The media searched for a name, and they found those old forums where Hit-Girl and I were legends. It will be too easy to demonize us both day after day until we are finally hauled in or identified in the remnants of a bloody and gruesome murder spree that will be ended when our luck runs out.

We're killing people now. Just like she and Daddy used to do.

~:~:~:~
Hit-Girl.
~:~:~:~

The crack den is a cake walk compared to the old days, when I would face crowded apartments or bistros full of fat mob suits only willing to really swing on a little girl after they watched her slaughter the first two or three.

Gasoline and paint thinner was Daddy's favorite. He said it burned really bright and it burned really fast. Of course it was also untraceable, being available at the nearest supercenter and gas station in gallons.

I lead Kick-Ass to one of our former safehouses. It's a half-constructed apartment, abandoned when the permits with the city didn't clear. It's still just like we left it. The exterior is almost finished. It's a lot warmer than the outside. The floor is a mixture of concrete slab and bare wooden supports. The one room with finished hardwood is covered in a layer of dust and there are spiders everywhere.

When we stayed here some nights that Daddy thought we hadn't taken every precaution to avoid leaving evidence behind, he sat in this room with a folding chair, watching out the small window with a rifle laid across his lap.

"Try and sleep." He tells me, sitting against the wall.

"Only if you do too."

~:~:~:~
Kick-Ass.
~:~:~:~

Sleep? I doubt it, but I'm more tired than I know, and I manage to drift off for a few moments to let her do the same.

She falls asleep using my bag for a pillow. There's a gun by her side. I stand up and walk over to sit down beside her, and my cellphone is buzzing in my pocket again.

Text message.

Please call me.

It's from Katie.

Bite the bullet. Swallow the lead.

"It's late." I say when she answers. I'm in the next room, sitting on a bundle of brown carpet that nobody collected in the corner.
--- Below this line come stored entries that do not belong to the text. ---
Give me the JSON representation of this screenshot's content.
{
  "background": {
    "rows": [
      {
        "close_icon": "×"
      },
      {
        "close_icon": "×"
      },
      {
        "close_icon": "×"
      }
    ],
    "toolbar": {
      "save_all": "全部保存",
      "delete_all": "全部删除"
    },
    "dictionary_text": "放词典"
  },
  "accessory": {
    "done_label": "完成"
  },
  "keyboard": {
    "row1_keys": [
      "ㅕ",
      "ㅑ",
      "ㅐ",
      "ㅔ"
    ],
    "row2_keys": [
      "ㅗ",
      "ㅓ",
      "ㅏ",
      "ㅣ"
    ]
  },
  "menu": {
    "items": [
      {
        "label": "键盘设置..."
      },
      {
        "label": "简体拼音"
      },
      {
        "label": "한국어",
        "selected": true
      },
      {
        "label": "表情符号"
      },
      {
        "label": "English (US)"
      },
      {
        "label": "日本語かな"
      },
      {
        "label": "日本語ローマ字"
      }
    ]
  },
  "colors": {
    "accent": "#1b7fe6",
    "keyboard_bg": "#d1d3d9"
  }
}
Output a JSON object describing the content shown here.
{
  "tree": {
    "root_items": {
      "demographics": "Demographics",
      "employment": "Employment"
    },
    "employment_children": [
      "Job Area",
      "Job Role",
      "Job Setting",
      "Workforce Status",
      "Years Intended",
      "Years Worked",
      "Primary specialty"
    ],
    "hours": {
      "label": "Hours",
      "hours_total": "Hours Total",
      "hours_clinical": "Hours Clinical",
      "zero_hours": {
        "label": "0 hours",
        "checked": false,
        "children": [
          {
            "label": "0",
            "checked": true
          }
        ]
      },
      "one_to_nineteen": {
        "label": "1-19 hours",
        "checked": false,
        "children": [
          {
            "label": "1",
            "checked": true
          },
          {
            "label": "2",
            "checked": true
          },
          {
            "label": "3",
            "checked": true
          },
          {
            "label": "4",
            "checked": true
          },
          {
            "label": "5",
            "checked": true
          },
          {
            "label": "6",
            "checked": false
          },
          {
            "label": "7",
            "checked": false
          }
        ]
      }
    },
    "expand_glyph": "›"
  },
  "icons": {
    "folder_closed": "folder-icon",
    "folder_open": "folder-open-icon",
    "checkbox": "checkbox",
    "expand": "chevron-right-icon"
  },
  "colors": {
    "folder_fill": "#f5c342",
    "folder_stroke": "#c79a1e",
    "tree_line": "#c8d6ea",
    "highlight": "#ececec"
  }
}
"I know. I can't sleep, Dave. I'm not surprised you can't either." She sniffles. "I'm glad you called."

"You've been crying."

"Yeah. I just had a bad day."

I have the monopoly on bad days and I'm really reaching for the worst week of human existence. I think the Normandy Invasion is getting a run for it's money.

"I'm sorry. About earlier. I owe you an apology." I ramble out.

"It's okay. It's okay." She's still crying. Not for me. For herself. I'm the shoulder to cry on. "Dave, when are you coming back to school?"

"Maybe tomorrow. The world has enough problems without hearing about mine."

Big Daddy's words in Mindy's mouth in mine.

"I thought we were going to be friends again, Dave. Friends listen."

"Friends understand. You're not my friend, Katie."

"Why not, Dave?"

"Because I never really saw what you were. I just saw what I wanted." Reality is a bitch, and the pregnant girl can know no less.

"I need all the friends I can have now, Dave. It's a rough time."

"Things happen, Katie. Life goes on. My father was murdered today, remember?."

Suddenly there's a chatter of words on the other side of the line. Her mother has barged into her bedroom, catching her on her cellphone.

"I have to go." She says. "Dave, call me tomorrow."

When the men in the black car pulled up outside of the first place in Hit-Girl's plan, we had finished watching the blaze.

They had been told to pay a visit to the local crew on deck and make sure that they knew to keep an eye out for two kids that liked to dress up. They picked a bad one for last.

But now the others know, and the next one won't be so easy. Just because part of my skull is now laced with metal doesn't mean that getting pistol-whipped doesn't hurt real bad.

They wanted to follow us, but the police were about to be around the area and they wouldn't be able to slip away so easily. They let us go and promised each other to report that we had been long gone by the time they showed up.

Now that Red Mist knows what we're up to, it's just in the cards to keep at it and wait for him to slip.

My phone beeps, telling me that I have six voicemails from the past 24 hours.

The last one is my dad at work, telling me that he'll be home late so I should make myself breakfast.

I'm finally able to cry.

"Our heroes are people and people are flawed."